Arindrew
Arindrew

Reputation: 167

Use awk to output each line from a file to a new filename based on specific separators

I have the following file with tabs as the field separators:

header1 header2 header3 header4 header5
1field1 1field2 1field3 1field4 1field5
2field1 2field2 2field3 2field4 2field5
3field1 3field2 3field3 3field4 3field5
4field1 4field2 4field3 4field4 4field5

and would like to output each line to a new file (skipping the first line). Each new file will be named from the 1st and 5th fields with an underscore separator. The file from line 1 (2 technically) would be named "1field1_1field5.txt" and contain all the fields from that line and so on. I have the following awk command which outputs the correct filenames to standard out

awk -v FS='\t' -v OFS='_' 'NR>1 {print ($1,$5 ".txt") }'

but when I try to output the text into filenames instead

awk -v FS='\t' -v OFS='_' 'NR>1 {print > ($1,$5 ".txt") }'

I get the following error

awk: cmd. line:1: NR>1 { print > ($1,$5 ".txt") }
awk: cmd. line:1:                               ^ syntax error

I have copied/pasted from 10 different other articles to get this far, but I'm stuck on how my formatting is wrong.

Upvotes: 3

Views: 77

Answers (3)

Daweo
Daweo

Reputation: 36700

In this case

awk -v FS='\t' -v OFS='_' 'NR>1 {print ($1,$5 ".txt") }'

you are calling print function with 2 arguments, $1 and concatenation of $5 and .txt. Whilst in

awk -v FS='\t' -v OFS='_' 'NR>1 {print > ($1,$5 ".txt") }'

there is not function for which to ram arguments. You might use sprintf string function which does format and return string following way

awk -v FS='\t' -v OFS='_' 'NR>1 {print > sprintf("%s%s%s.txt",$1,OFS,$5) }'

Upvotes: 3

Ed Morton
Ed Morton

Reputation: 204381

Using any awk, you should do the following if your $1 and $5 fields are unique per row:

awk -F '\t' 'NR>1 { out=$1 "_" $5 ".txt"; print > out; close(out) }'

and this otherwise:

awk -F '\t' 'NR>1 { out=$1 "_" $5 ".txt"; if (!seen[out]++) printf "" > out; print >> out; close(out) }'

The close() is so you don't end up with a "too many open files" error if your input is large. The printf "" > out is to empty/init the output file in case it already existed before your script ran.

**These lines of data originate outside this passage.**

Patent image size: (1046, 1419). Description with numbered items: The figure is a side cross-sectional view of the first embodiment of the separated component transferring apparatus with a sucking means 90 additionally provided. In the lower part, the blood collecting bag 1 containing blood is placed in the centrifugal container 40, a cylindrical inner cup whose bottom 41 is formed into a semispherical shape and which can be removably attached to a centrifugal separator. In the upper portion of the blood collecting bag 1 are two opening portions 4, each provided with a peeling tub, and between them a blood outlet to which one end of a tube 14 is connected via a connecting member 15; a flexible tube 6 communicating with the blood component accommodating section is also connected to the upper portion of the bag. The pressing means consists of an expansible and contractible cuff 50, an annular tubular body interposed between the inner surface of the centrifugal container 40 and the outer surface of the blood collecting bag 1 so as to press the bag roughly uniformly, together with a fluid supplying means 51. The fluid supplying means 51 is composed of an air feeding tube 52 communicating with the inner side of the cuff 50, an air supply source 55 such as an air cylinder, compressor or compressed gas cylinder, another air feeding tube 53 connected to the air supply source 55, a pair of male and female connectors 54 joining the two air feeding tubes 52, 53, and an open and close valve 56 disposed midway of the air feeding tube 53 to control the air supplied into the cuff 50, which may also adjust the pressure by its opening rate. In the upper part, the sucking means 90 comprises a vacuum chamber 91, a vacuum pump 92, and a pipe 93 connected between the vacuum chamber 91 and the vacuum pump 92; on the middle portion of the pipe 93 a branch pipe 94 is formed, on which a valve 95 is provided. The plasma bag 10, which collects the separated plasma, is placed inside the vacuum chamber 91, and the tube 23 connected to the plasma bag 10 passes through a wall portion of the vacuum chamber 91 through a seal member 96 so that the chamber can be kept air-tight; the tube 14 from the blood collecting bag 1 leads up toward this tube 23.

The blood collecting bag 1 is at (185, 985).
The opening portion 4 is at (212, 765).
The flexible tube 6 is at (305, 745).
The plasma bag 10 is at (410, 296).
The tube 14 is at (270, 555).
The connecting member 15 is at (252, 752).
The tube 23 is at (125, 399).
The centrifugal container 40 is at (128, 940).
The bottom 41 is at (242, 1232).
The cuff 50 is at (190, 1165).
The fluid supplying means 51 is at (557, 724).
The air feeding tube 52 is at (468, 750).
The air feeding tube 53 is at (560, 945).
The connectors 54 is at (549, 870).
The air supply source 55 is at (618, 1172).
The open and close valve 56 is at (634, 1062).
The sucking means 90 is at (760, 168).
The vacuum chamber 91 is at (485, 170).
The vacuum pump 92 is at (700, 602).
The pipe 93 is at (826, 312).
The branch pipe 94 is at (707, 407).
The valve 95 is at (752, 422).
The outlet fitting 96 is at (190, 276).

With GNU awk you could get away without the close():

awk -F '\t' 'NR>1 { print > ($1 "_" $5 ".txt") }'

but the script will slow down significantly for large input as it tries to internally handle opening/closing all of the output files as-needed.

Upvotes: 4

Barmar
Barmar

Reputation: 782158

The expression ($1,$5 ".txt") is not valid.

You may be thinking that the comma operator concatenates its arguments using OFS as the separator. But that's not how OFS works. It's used as the separator when you give multiple arguments to the print command, but isn't used in expressions.

In expressions, the only concatenation operator is putting sub-expressions next to each other. If you want to concatenate with OFS you must write it explicitly.

awk -v FS='\t' -v OFS='_' 'NR>1 {print > ($1 OFS $5 ".txt") }'

You could also just write the literal instead of using OFS.

awk -v FS='\t' -v OFS='_' 'NR>1 {print > ($1 "_" $5 ".txt") }'

Upvotes: 4

Related Questions